Nfld. & Labrador

VLT class action against Atlantic Lottery gets green light

People who have launched a class action lawsuit against the Atlantic Lottery Corporation over video lottery terminals will have their day in Supreme Court.
The fight against video lottery terminals is headed to the Supreme Court of Newfoundland and Labrador. Plaintiffs in the case say the Atlantic Lottery Corporation has designed the VLT line of games to be deceptive. (CBC)

People who've launched a class action lawsuit against the Atlantic Lottery Corporation (ALC) over video lottery terminals will have their day in court.

They began the lawsuit back in 2007, claiming that the corporation designed the VLT line of games to be deceptive.

Earlier this week, the Supreme Court of Newfoundland and Labrador rejected ALC's attempt to have the lawsuit struck out.

Doug Babstock, who is the lead plaintiff in the case, is happy with the news. The class action is filed under his name. 

'These machines are destroying too many people. My greatest choice would be remove them, government [to] suck it up and not worry about the bit of money they're going to lose — and let people get their lives back together.'  - Doug Babstock

Babstock told the Central Morning Show that he started using VLTs in the late 1990s. 

He said the machines gradually sucked away his money — and took over his life.

"I started playing in 1998 on a very innocent level. By 2001, I ended up playing every day. I retired in 2006, and that made it worse because I had all this free time and I began to play it constantly," said Babstock.

Babstock said it took a couple of years of counselling and support from his wife to get over his addiction to the machines.

"And it was something I had a very rough time getting away from. I almost lost my relationship because of it. But with her support, I was able to go to counselling for a couple of years, and today I'm very pleased to say that the machines don't mean anything to me."

Babstock said the worst part was seeing how the VLTs turned him into someone he wasn't.
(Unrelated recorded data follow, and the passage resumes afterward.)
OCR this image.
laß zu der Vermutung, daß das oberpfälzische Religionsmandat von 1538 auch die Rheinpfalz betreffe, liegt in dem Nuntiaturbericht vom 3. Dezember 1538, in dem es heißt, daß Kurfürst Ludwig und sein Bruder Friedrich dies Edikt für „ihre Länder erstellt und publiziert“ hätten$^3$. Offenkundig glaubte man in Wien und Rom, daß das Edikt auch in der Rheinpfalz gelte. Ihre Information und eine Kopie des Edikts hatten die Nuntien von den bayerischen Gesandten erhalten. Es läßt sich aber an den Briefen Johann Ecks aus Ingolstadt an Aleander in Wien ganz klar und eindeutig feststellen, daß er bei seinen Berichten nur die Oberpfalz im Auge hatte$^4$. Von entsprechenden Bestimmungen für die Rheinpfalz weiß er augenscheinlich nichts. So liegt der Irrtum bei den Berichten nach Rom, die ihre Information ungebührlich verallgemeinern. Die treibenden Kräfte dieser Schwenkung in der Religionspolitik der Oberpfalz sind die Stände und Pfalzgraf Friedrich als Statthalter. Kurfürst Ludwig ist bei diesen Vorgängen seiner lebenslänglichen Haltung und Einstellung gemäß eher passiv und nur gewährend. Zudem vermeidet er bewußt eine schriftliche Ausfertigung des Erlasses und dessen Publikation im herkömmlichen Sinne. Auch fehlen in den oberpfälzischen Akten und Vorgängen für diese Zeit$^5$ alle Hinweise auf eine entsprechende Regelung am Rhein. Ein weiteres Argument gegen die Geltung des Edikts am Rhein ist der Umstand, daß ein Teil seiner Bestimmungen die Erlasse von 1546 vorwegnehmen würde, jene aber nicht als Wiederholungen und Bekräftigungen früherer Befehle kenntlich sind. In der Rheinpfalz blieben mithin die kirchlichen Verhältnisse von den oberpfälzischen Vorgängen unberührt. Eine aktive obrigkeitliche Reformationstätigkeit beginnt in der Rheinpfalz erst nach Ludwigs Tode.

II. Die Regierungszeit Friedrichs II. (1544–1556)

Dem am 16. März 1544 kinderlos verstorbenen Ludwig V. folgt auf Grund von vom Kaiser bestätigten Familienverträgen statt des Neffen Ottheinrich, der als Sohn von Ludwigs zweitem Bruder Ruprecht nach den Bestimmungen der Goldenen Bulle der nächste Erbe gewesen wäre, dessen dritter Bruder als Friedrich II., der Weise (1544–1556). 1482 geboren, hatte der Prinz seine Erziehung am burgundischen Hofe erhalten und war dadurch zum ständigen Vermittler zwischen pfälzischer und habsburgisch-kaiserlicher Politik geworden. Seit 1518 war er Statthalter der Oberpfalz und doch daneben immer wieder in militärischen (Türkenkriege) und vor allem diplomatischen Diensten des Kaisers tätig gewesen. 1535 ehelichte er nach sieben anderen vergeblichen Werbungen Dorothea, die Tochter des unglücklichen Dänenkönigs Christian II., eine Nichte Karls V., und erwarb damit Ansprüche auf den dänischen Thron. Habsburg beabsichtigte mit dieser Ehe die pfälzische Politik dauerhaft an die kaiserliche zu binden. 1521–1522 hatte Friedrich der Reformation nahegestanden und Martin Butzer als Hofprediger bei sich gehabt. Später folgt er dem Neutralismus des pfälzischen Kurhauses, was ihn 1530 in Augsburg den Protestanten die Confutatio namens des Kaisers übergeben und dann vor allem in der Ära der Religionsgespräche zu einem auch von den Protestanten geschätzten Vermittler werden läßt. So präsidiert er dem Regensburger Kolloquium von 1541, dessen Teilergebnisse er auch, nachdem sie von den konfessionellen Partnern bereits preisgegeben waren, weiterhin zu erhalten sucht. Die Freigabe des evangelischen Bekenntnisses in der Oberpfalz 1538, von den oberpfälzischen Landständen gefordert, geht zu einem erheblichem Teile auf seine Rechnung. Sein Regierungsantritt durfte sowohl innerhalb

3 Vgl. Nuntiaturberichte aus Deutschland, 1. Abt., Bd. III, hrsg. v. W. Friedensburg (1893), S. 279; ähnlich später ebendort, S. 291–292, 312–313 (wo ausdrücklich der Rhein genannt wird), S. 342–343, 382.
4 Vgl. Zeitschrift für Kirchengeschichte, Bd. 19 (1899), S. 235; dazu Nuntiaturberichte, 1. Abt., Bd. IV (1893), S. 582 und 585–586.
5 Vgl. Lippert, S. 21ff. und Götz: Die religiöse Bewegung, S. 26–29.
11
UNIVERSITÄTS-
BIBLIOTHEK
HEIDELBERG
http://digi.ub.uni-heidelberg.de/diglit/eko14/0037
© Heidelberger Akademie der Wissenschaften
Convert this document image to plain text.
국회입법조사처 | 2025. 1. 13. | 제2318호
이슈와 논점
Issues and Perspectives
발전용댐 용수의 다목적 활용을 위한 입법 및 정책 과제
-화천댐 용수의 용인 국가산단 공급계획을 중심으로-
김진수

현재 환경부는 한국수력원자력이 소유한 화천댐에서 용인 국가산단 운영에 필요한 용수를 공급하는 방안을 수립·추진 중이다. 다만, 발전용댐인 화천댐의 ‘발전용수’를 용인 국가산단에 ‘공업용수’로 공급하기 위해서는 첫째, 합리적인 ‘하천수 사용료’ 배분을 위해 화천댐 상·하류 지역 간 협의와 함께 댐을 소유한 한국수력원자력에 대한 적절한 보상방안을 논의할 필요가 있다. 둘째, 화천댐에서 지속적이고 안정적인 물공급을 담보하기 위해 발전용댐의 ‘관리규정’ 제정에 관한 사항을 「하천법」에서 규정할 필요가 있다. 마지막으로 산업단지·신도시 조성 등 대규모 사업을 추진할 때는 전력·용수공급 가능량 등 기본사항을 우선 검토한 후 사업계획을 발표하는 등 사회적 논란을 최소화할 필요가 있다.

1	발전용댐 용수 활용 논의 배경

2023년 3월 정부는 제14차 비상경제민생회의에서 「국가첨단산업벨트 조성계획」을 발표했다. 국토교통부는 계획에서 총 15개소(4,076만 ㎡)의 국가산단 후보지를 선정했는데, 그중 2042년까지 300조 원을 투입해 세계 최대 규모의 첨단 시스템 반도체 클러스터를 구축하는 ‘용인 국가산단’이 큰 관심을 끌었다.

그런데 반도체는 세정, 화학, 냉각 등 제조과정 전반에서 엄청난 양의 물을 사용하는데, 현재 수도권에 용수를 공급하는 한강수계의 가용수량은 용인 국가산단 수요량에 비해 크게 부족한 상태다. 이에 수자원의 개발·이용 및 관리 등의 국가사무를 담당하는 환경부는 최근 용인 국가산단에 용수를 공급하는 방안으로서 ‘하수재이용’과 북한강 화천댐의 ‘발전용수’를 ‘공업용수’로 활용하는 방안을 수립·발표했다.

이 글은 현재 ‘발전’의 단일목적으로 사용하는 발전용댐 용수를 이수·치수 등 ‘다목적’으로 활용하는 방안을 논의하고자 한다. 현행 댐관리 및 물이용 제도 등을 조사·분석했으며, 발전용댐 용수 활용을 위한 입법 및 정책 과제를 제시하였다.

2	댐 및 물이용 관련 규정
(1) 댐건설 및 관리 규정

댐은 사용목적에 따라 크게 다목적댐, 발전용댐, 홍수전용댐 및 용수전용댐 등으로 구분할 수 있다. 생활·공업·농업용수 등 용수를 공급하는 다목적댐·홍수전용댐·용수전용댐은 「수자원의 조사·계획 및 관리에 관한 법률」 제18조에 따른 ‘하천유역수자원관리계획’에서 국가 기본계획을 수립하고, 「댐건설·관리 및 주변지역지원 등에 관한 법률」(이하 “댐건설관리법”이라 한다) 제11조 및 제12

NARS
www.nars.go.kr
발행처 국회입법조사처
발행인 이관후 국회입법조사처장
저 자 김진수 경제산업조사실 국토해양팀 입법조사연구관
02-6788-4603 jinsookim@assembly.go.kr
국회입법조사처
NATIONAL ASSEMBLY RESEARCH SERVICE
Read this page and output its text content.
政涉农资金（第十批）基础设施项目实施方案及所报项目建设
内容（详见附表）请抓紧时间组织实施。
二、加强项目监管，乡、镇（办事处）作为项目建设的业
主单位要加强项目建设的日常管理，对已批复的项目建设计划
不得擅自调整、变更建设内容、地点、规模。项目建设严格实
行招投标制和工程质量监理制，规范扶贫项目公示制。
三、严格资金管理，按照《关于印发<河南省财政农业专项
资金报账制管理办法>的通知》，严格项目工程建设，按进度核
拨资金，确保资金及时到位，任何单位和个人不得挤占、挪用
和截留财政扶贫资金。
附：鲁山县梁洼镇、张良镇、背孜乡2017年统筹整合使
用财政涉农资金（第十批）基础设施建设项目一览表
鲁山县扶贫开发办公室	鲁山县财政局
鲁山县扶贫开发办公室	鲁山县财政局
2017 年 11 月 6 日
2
"Something that it did to me that I really do regret, is that it turned me into something a sneak and a liar. That's the one thing that really disappointed me."

Hoping for a complete VLT ban

Babstock is glad that now his group will be able to argue their case in front of a judge.

"It means that we can take it to court, and let the judge make a decision as to whether this is something that should be ceased or whether they feel we're not right in our thinking. I believe we are," he said.

Babstock said he hopes the judge's decision will see a complete ban of VLTs in the province.

"These machines are destroying too many people. My greatest choice would be remove them, government [to] suck it up and not worry about the bit of money they're going to lose — and let people get their lives back together. I don't think the government and the people in charge realize how many people are affected by this machine," he said.